CBD does not connect to CB1 receptors, which is why it does not possess psychoactive properties like its sister component, THC. CB2 receptors, however, are those associated with inflammation and pain. Cannabidiol works as an anti-inflammatory, anxiolytic (anti-anxiety) and pain reducer, attaching to the CB2 receptors.
Perry G. Fine and Mark J. Rosenfeld noted in their study “The Endocannabinoid System, Cannabinoids, and Pain,” that “exogenous cannabinoids potentially offer some degree of analgesia in various pain states.” Exogenous cannabinoids are those found outside the body and introduced via inhalation or ingestion, such as CBD oils and edibles. Medusa Juice is now carrying various CBD products in order to help make your life easier. We offer oils, lotions, and edible tablets and sweets to deliver you the dosage you need in the way you prefer it.
Although our bodies do naturally produce cannabinoids, for those with considerable or advanced issues, exogenous cannabinoid intake could help minimize or offset problems and effects caused by pain or disorder.

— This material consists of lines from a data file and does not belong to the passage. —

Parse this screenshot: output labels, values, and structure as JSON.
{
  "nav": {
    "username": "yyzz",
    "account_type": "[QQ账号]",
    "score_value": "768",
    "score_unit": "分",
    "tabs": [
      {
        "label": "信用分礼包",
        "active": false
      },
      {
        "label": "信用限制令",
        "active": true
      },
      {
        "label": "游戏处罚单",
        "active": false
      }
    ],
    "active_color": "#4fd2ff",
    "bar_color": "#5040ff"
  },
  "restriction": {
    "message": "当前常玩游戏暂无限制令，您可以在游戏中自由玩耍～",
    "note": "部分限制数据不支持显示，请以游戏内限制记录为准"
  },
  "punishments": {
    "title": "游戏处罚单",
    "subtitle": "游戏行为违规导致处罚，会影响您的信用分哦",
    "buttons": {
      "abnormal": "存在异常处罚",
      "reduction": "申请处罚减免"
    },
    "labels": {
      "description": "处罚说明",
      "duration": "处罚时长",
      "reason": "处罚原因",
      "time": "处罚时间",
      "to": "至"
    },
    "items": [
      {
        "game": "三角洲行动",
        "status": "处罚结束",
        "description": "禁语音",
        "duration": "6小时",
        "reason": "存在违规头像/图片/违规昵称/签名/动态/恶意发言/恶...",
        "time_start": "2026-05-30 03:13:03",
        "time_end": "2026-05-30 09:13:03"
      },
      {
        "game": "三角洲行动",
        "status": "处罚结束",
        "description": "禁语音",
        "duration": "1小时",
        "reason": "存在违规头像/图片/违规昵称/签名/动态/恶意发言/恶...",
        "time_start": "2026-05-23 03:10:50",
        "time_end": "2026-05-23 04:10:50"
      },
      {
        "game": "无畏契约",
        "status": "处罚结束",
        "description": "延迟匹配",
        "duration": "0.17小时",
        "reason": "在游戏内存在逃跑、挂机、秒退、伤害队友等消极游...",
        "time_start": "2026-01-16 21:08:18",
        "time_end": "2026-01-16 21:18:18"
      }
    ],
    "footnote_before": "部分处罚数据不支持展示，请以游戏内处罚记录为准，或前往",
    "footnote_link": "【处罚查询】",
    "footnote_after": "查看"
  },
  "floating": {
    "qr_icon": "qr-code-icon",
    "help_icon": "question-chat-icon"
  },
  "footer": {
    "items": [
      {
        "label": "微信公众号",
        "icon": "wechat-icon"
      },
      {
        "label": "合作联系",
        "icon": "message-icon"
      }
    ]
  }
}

While the science behind CBD’s effectiveness for more serious conditions requires closer study and further testing, researchers have made considerable headway in determining the power of CBD as a sleep aid. Recently, a number of studies have honed in on the effects of cannabidiol, but some initial research on the subject dates as far back as the 1970s. Yep, all those years ago people were aware of the significant advantage that cannabidiol can have with regard to helping people with pain sleep.

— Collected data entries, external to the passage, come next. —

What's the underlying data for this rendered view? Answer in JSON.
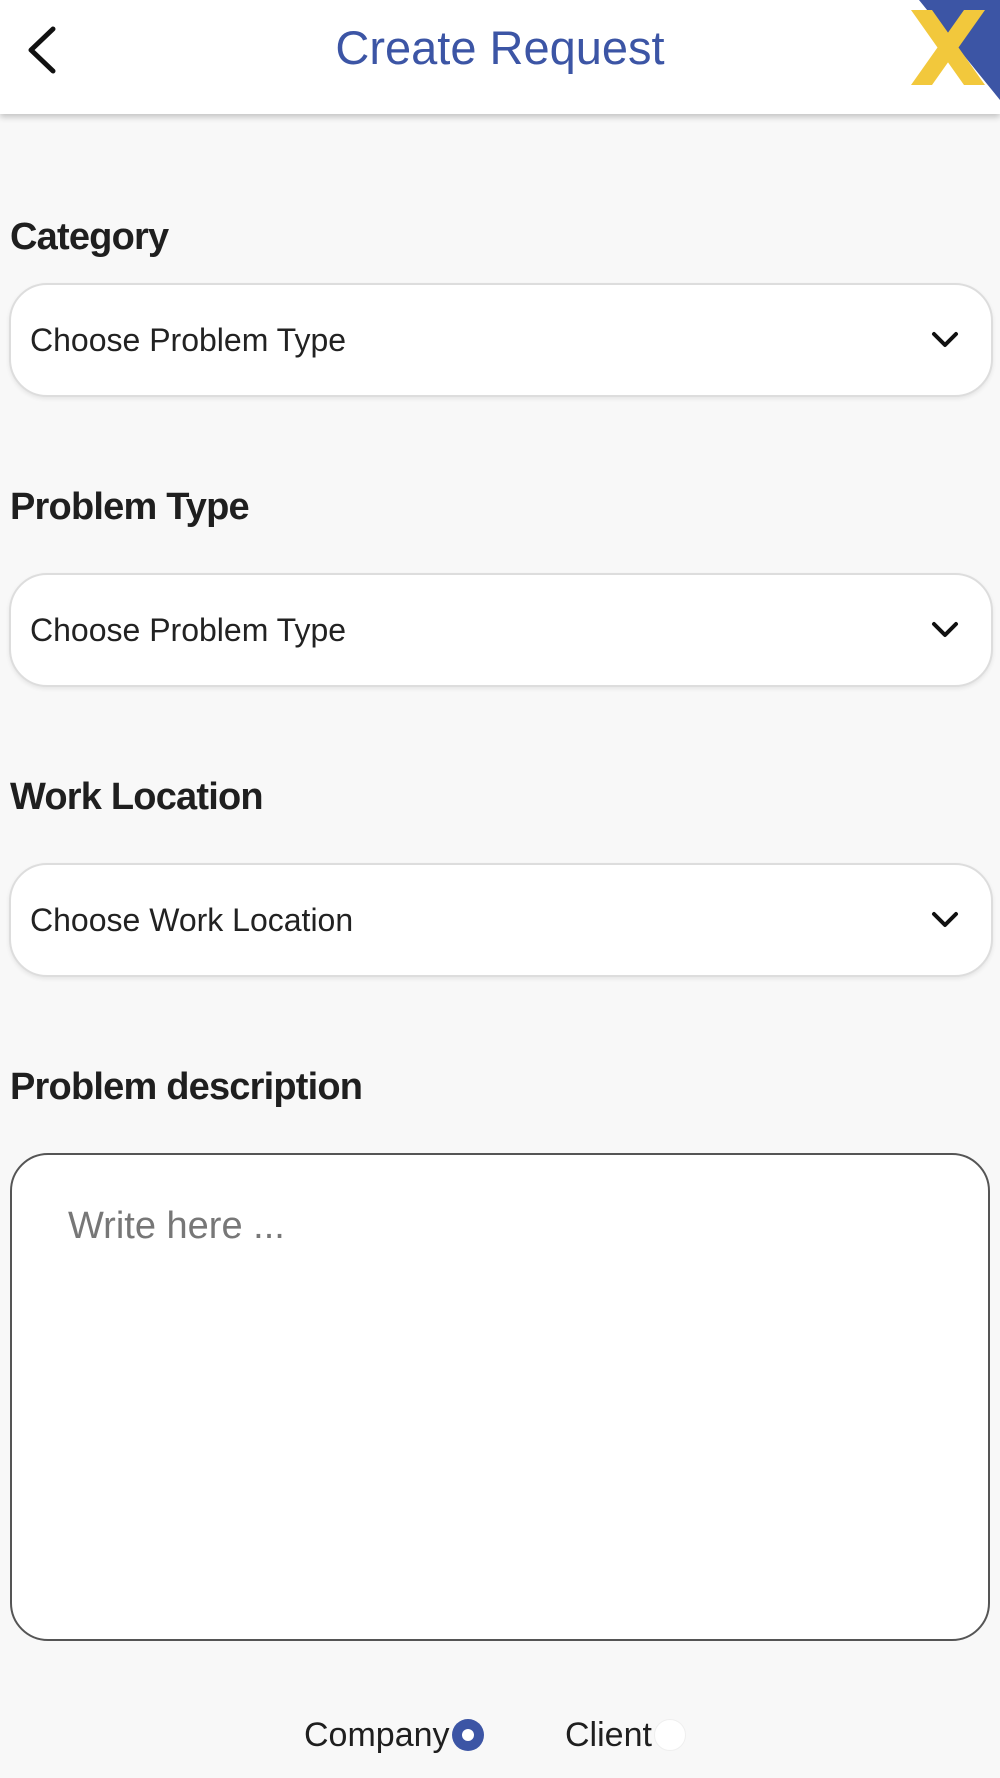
{
  "header": {
    "title": "Create Request",
    "back_icon": "chevron-left-icon",
    "logo_icon": "x-logo"
  },
  "colors": {
    "accent": "#3c55a5",
    "logo_yellow": "#f2c83c",
    "background": "#f8f8f8"
  },
  "form": {
    "category": {
      "label": "Category",
      "value": "Choose Problem Type"
    },
    "problem_type": {
      "label": "Problem Type",
      "value": "Choose Problem Type"
    },
    "work_location": {
      "label": "Work Location",
      "value": "Choose Work Location"
    },
    "description": {
      "label": "Problem description",
      "placeholder": "Write here ..."
    },
    "assignee": {
      "options": [
        {
          "label": "Company",
          "selected": true
        },
        {
          "label": "Client",
          "selected": false
        }
      ]
    }
  }
}
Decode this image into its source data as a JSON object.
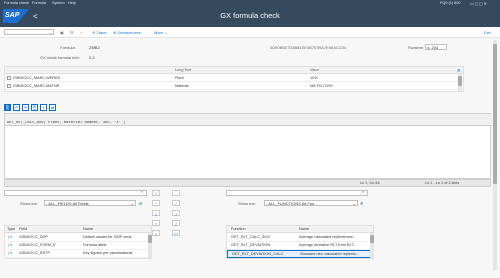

In 2017, authors Kimberly A. Babson, James Sottile, and Danielle Morabito detail some of the collected research literature on cannabinoids and sleep with a positive and hopeful conclusion. Among their literature review details, the authors clarify that recent findings indicate “cannabidiol (CBD) may have therapeutic potential for the treatment of insomnia,” and further that “CBD may hold promise for REM sleep behavior disorder and excessive daytime sleepiness, while nabilone (a synthesized CBD pharmaceutical) may reduce nightmares associated with PTSD and may improve sleep among patients with chronic pain.”

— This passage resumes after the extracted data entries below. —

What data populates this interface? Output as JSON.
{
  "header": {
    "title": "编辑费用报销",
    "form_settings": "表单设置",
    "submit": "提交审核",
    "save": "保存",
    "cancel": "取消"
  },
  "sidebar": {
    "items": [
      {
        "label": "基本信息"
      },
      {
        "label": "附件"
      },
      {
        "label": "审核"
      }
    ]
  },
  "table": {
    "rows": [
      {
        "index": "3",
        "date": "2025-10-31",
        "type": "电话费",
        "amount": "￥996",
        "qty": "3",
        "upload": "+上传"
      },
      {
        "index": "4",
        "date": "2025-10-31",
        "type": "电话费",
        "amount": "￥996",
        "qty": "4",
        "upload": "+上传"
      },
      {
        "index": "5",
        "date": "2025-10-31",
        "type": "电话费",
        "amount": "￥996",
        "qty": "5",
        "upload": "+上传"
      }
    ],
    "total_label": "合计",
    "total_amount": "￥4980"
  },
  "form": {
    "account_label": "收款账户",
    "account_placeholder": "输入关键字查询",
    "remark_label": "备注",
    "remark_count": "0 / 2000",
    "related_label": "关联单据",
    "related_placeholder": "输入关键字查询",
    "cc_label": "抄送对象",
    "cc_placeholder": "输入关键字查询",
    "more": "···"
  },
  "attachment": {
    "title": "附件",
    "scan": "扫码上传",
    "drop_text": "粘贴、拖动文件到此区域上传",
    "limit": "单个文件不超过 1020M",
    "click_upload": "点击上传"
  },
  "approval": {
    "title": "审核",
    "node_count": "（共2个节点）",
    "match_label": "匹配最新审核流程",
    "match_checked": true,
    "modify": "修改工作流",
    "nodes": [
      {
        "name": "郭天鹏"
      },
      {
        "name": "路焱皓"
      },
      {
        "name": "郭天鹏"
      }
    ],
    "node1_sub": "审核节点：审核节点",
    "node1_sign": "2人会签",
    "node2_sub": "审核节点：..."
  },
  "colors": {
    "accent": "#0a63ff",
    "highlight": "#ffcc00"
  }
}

Public interest in CBD and sleep has significantly advanced recently. Conversations about its potential have even gained traction in other mainstream, pop media sources.. Authors detail similar studies over the last decade, and discuss the use of CBD to treat sleep apnea, Post Traumatic Stress Syndrome, and chronic fatigue. Pop culture blogs, have articles and recipes using CBD oil as a sleep and anxiety aid. Even celebrities have spoken out about the power of CBD on their own personal anxieties, pain, and sleep issues. There are still many legal hurdles to overcome in regard to its sale and production. Legislation must be considered and enacted effectively in this as in all things.